ORDERED AND ADJUDGED:

That based upon the pleadings, correspondences, affidavits, there is a complete absence of any material issues of fact and accordingly, as a matter of law, STATE FARM FIRE AND CASUALTY COMPANY is entitled to a summary judgment pursuant to Florida Rule of Civil Procedure 1.510.

FINDINGS OF FACT

1. Plaintiff entered into a contract of insurance with STATE FARM FIRE AND CASUALTY COMPANY and was insured under the subject policy.

2. Plaintiff has brought this cause of action, seeking payment of personal injury protection (PIP) benefits relating to injuries suffered as a result of an accident that occurred on or about October 8, 1997.

3. Plaintiff alleges that certain medical treatment was necessary and reasonable as related to the accident. Plaintiff was treated by Dr. William E. Gatlin, M.D., EMSA, and NU-BEST DIAGNOSTIC LABS, INC.

4. Each submitted bills to STATE FARM FIRE AND CASUALTY COMPANY for payment for the services rendered to the Plaintiff.

5. Although STATE FARM FIRE AND CASUALTY COMPANY did not pay the total amounts contained in the bills submitted, they paid what they deemed to be reasonable charges for medically necessary services.

6. Correspondences to the Plaintiff from Defendant informed the Plaintiff that should any of the health care providers pursue any type of legal action against the Plaintiff, STATE FARM FIRE AND CASUALTY COMPANY agreed and stood ready to defend and indemnify the Plaintiff at its expense.

7. The afore-recited material facts are undisputed.

LAW

1. This Court holds that an insurer does not breach its insurance contract by refusing to pay for all, as opposed to only the reasonable health care services provided to the insured.

2 . Correspondences, from an insurer to an insured, agreeing to defend and indemnify the insured in the event any cause of action is brought by the healthcare provider against the insured for the outstanding bills creates an enforceable contractual obligation upon the insurer.

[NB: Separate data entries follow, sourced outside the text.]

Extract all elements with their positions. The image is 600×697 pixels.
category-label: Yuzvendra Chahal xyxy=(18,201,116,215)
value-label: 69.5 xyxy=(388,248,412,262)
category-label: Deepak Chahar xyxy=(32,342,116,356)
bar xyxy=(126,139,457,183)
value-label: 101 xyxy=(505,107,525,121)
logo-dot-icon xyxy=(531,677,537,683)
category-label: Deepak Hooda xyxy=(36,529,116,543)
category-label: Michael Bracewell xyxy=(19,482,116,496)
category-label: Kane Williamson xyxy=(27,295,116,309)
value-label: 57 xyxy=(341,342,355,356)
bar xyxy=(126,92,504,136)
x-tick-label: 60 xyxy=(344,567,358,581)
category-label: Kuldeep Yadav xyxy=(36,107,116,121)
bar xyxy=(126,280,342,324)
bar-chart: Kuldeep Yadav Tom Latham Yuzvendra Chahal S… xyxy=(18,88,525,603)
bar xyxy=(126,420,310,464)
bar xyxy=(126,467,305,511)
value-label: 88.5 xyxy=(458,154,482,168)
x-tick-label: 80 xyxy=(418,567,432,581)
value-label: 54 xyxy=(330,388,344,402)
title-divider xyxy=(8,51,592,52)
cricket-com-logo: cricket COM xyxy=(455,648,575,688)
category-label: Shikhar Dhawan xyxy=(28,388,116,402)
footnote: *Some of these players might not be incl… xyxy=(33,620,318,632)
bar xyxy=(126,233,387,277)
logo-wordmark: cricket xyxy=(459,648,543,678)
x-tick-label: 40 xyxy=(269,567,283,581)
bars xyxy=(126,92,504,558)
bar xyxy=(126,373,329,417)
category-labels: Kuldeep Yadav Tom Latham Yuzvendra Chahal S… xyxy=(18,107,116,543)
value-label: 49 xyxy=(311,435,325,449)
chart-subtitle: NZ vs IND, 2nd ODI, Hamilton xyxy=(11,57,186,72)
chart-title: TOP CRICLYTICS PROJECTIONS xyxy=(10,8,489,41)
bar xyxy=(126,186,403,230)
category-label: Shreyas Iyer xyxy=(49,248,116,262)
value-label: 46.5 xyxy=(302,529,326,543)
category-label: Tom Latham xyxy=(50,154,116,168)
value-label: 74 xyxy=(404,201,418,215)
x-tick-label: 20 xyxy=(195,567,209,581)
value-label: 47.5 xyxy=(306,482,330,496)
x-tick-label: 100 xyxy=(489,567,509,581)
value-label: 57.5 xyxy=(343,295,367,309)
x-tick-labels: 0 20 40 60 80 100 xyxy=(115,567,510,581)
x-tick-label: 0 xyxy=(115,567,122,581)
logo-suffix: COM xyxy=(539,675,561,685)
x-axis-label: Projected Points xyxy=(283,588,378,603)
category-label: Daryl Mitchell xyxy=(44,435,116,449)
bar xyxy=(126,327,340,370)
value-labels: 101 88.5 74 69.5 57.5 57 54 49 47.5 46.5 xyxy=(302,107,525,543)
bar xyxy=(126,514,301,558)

3. Based upon the above mentioned enforceable contractual obligation, Plaintiff is removed from jeopardy and cannot suffer damages as a matter of law.

4. This Court finds the cases of LaMothe v. Auto Club Insurance Association, 543 N.W. 2d 42 (Mich. App. 1995); McGill v. Automobile Association of Michigan, 526 N.W. 2d 12 (Mich. App. 1994) and McQueen v. Allstate Indemnity Company, 6 Fla. L. Weekly Supp. 185 (17th Jud. Cir. Broward County, December 7, 1998) to be persuasive, finding the facts of this case analogous to those cases and GRANTS STATE FARM FIRE AND CASUALTY COMPANY’s Motion for Summary Judgment.

WHEREFORE it is:

FURTHER ORDERED AND ADJUDGED:

1. That Plaintiff shall take nothing and go hence without day.

2. That this Court reserves jurisdiction to tax any applicable fees and costs.